The IRFU announcement yesterday of 20 redundancies from a workforce of 480 is a sobering reminder of the impact of Covid on elite sport.

The numbers in terms of financial loss have become so regular and so vast that an element of snow blindness comes in. Who can really come to terms with a €125 million loss at Manchester City or indeed the €35 million endured by Irish Rugby in 2020?

We see it at the Government level and we realise that investing tens of billions in keeping the economy afloat at national and household level has to be compensated at some point in the future but again, we prefer to look the other way and justify that it is needed and we’ll figure something out in the longer term.

Reality always bites though and it has around the IRFU Headquarters in Dublin 4 over recent weeks as the vista of another whole season without fans has become more real.

CEO Philip Browne suggested recently that a further loss of €29 million was on the cards for 2021 and that Government support and CVC investment in PRO14 Rugby and the Six Nations was being used to keep the sport alive but not in any way a silver bullet to the losses.

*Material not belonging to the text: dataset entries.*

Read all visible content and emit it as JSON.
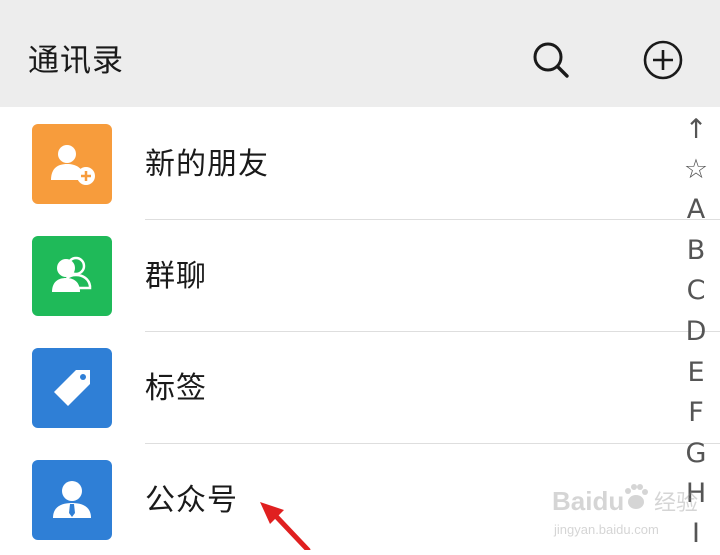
{
  "header": {
    "title": "通讯录",
    "search_icon": "search-icon",
    "add_icon": "plus-circle-icon"
  },
  "contacts": [
    {
      "label": "新的朋友",
      "icon": "add-friend-icon",
      "color": "#f79c3c"
    },
    {
      "label": "群聊",
      "icon": "group-chat-icon",
      "color": "#1fba59"
    },
    {
      "label": "标签",
      "icon": "tag-icon",
      "color": "#2f7fd6"
    },
    {
      "label": "公众号",
      "icon": "official-account-icon",
      "color": "#2f7fd6"
    }
  ],
  "index_bar": [
    "↑",
    "☆",
    "A",
    "B",
    "C",
    "D",
    "E",
    "F",
    "G",
    "H",
    "I"
  ],
  "watermark": {
    "brand": "Baidu",
    "cn": "经验",
    "url": "jingyan.baidu.com"
  },
  "colors": {
    "header_bg": "#ededed",
    "annotation_arrow": "#e02020"
  }
}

Rugby is in a particular bind because of the professional contracts and the costs of the professional game that have to be met on a monthly basis.

Staff including playing and coaching staff moved to a four day week and took deferrals and reduction of salaries last year but still, that was not enough and now 20 of the staff, equivalent to 7.5 per cent of the non-playing workforce is a bitter pill.

These will be difficult times with the pleasure of seeing player contracts renewed tempered by basic mathematics on how higher-earning deals take up finances that could have been used elsewhere.

They are justified in that you have to maintain a strong player base to protect the success on and off the pitch that delivers all the other jobs and aspects of the game.

The loss of JJ Hanrahan, Darren Sweetman and CJ Stander from Munster will hurt in Rugby terms but hanging on to one or all would have meant deeper cuts elsewhere.

But still, despite the fact that the numbers rarely lie, in an age where the feeling of togetherness that was evident a year ago has now fractured, it will be a rocky few months still before the ship is righted.